It’s a sad fact that MPs are more likely to get upset about EU legal meddling than they do about EU military meddling.
The legal stuff is in plain sight across a range of policy areas, whereas the military stuff is at a high political level and is hidden by complexity, despite having grown rapidly since 2016. Many MPs have also mistakenly believed the defence stuff doesn’t apply to the exiting UK.
When it comes to legal interference and the European Court of Justice, MPs are already primed to the problem.
It’s therefore useful for us to point out that the UK is committed to ECJ authority through the defence part of the Chequers Plan.
The Chequers Plan commits the UK to two main EU defence structures, the European Defence Fund and the associated European Defence Industrial Development Programme, both of which in turn require the UK to remain in the EU Defence Procurement Directive. The EU Defence Procurement Directive in turn commits the UK defence industry to European Court of Justice jurisdiction.

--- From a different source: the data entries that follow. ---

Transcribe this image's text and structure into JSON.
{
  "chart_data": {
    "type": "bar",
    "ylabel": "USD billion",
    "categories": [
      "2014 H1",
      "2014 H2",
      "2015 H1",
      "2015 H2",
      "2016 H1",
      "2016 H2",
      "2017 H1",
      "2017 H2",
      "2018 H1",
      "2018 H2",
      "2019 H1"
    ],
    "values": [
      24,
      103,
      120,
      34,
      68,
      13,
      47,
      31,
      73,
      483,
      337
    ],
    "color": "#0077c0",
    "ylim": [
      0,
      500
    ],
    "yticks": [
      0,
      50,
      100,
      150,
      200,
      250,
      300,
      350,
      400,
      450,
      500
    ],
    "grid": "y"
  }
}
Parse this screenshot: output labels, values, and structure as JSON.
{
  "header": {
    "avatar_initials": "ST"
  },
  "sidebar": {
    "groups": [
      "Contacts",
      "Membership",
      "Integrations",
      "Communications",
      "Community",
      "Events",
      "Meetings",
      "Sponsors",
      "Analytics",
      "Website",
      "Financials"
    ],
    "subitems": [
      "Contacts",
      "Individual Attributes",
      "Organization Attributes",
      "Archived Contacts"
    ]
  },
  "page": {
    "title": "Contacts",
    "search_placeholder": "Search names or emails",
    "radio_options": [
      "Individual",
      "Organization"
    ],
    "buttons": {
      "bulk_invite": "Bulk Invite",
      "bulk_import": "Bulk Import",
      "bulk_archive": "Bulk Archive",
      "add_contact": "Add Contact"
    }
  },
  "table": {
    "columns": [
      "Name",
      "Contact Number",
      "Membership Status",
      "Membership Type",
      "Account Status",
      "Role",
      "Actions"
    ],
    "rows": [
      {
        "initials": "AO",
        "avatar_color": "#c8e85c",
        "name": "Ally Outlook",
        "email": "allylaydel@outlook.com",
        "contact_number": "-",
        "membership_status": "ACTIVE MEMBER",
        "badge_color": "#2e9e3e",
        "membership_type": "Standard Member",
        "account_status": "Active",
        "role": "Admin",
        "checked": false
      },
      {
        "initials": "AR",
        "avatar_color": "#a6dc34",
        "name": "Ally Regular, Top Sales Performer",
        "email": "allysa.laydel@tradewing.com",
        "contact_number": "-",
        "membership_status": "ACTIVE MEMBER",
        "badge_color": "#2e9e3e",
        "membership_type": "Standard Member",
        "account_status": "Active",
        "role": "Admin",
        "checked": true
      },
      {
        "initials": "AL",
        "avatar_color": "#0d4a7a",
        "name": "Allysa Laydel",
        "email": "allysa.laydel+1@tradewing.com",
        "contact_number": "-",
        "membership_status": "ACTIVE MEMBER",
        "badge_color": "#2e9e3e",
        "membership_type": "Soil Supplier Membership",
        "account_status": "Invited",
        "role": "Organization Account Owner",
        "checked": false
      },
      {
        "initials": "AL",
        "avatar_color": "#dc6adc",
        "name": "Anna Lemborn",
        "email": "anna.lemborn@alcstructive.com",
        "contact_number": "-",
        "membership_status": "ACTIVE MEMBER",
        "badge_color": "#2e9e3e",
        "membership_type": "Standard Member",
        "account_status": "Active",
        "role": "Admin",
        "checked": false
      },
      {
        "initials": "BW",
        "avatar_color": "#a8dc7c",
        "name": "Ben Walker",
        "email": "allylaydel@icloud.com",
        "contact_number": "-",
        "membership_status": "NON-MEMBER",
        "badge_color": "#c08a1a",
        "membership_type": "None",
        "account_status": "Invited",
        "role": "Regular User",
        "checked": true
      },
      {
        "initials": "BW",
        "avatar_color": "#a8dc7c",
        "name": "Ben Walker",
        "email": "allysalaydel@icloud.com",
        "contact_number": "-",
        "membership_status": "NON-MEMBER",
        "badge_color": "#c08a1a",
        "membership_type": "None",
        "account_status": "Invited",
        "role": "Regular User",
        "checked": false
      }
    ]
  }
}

This means a ‘full-time’ link to ECJ authority where the UK and all defence industry and government contracting would be obliged to comply fully with the directive, not just when the UK is participating in EU structures. This means a loss of choice for the UK, especially if it wished to retain strategically important defence contracts in the UK, like the US, Japan and New Zealand are able to do under World Trade Organisation procurement rules. One reason UK shipyards are often in jeopardy is that their high-quality expensive work is not suited to EU rules which force the UK government and MOD to find the cheapest operator in an EU-wide tender, irrespective of economic advantages to the UK from a domestic build.
The EU Commission has been clear about the need for the UK to remain in the EU Defence Procurement Directive, along with the rest of ‘Military EU’. UK diplomats have admitted being told about the need to retain these associated EU rules as a minimum requirement for remaining in any of the EU defence acquis. Those who understand the EU defence legislative landscape know that involvement in EU structures is dependent on compliance with rules, policies and directive. Participation is impossible without it.
The precedent for the type of military subordination contained in the Chequers Plan is non-EU Norway. The Norwegian Government has adopted the EU Defence Directive as a precondition for its membership of Military EU, separate to the EEA Agreement. The Chequers Plan puts the UK in the same position as Norway, i.e. complete attachment to the EU’s growing political-military decision-making.
The EU Commission describes the involvement of the ECJ in its infringement procedures (link 1 below).
Infringement action was recently taken against five member states after the EU Commission issued new guidance to tackle non-compliance with the directive (link 2 below).
The directive is enforced in the context of an EU legislative environment where the ECJ is the final court of recourse. The UK Government has long been aware of this relationship and it is contained in government advice to defence industries from back in 2011 (link 3 below) before the equivalent UK act was enacted and before the EU tightened the application of the directive in 2016:
“Our freedom of choice in deciding what is proportionate and necessary to protect essential interests of national security is likely to diminish over time. It is not possible to reckon the extent to which this might occur because it depends on the attitude of the Court of Justice of the European Union (CJEU).
“The CJEU is very unlikely to accept economic reasons alone as a justification for EU Member States not complying with their obligations from the TFEU or applying the new Regulations, or both.